Mobile manipulation is a fundamental capability for general-purpose robotic agents, requiring both coordinated control of the mobile base and manipulator and robust perception under dynamically changing viewpoints. However, existing approaches face two key challenges: strong coupling between base and arm actions complicates control optimization, and perceptual attention is often poorly allocated as viewpoints shift during mobile manipulation. We propose InCoM, an intent-driven perception and structured coordination framework for mobile manipulation.
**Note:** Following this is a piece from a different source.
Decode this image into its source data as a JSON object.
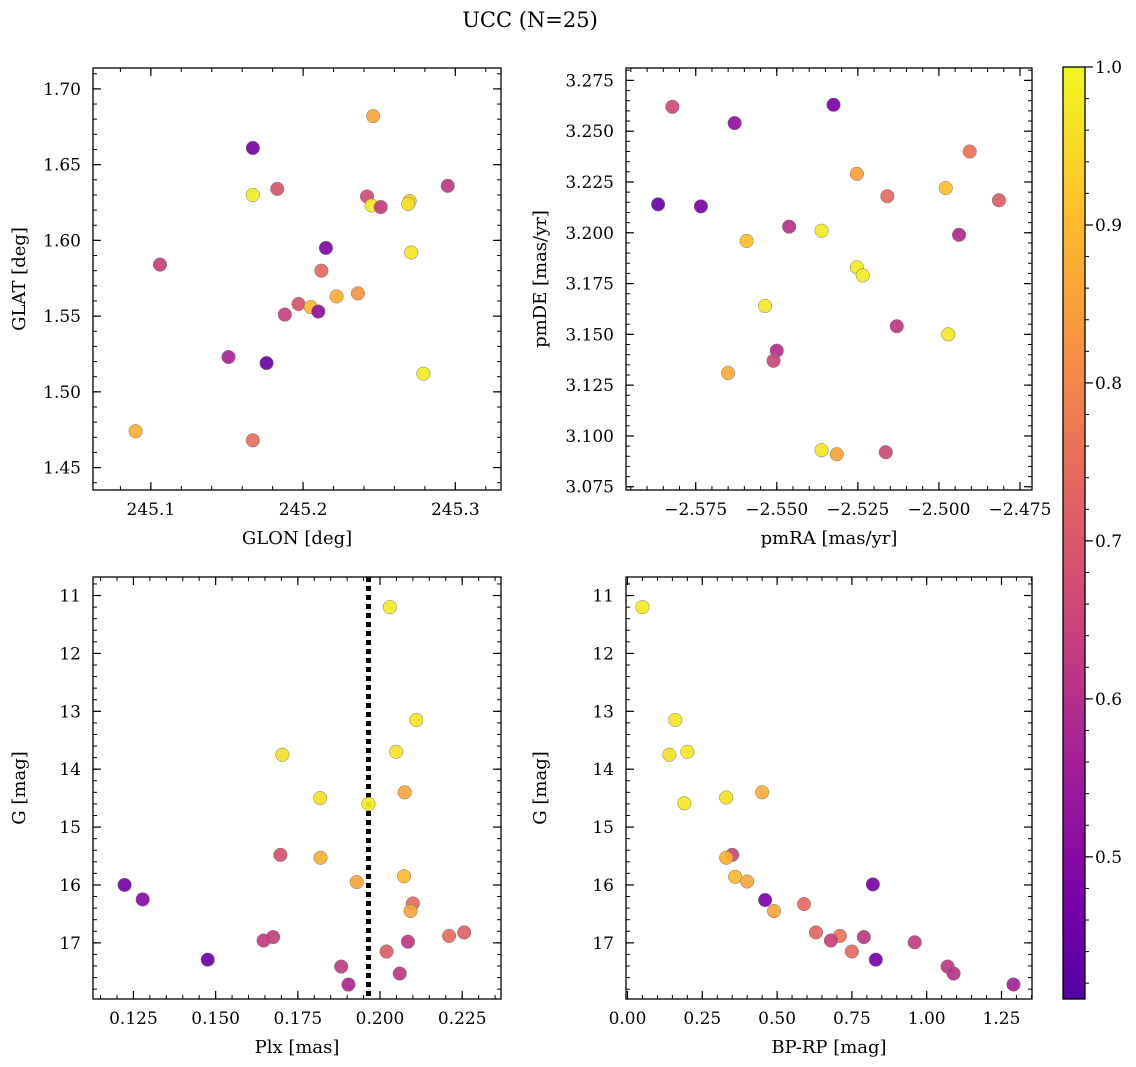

InCoM infers latent motion intent to dynamically reweight multi-scale perceptual features, enabling stage-adaptive allocation of perceptual attention. To support robust cross-modal perception, InCoM further incorporates a geometric-semantic structured alignment mechanism that enhances multimodal correspondence. On the control side, we design a decoupled coordinated flow matching action decoder that explicitly models coordinated base-arm action generation, alleviating optimization difficulties caused by control coupling. Experimental results demonstrate that InCoM significantly outperforms state-of-the-art methods, achieving success rate gains of 28.2%, 26.1%, and 23.6% across three ManiSkill-HAB scenarios without privileged information. Furthermore, its effectiveness is consistently validated in real-world mobile manipulation tasks, where InCoM maintains a superior success rate over existing baselines.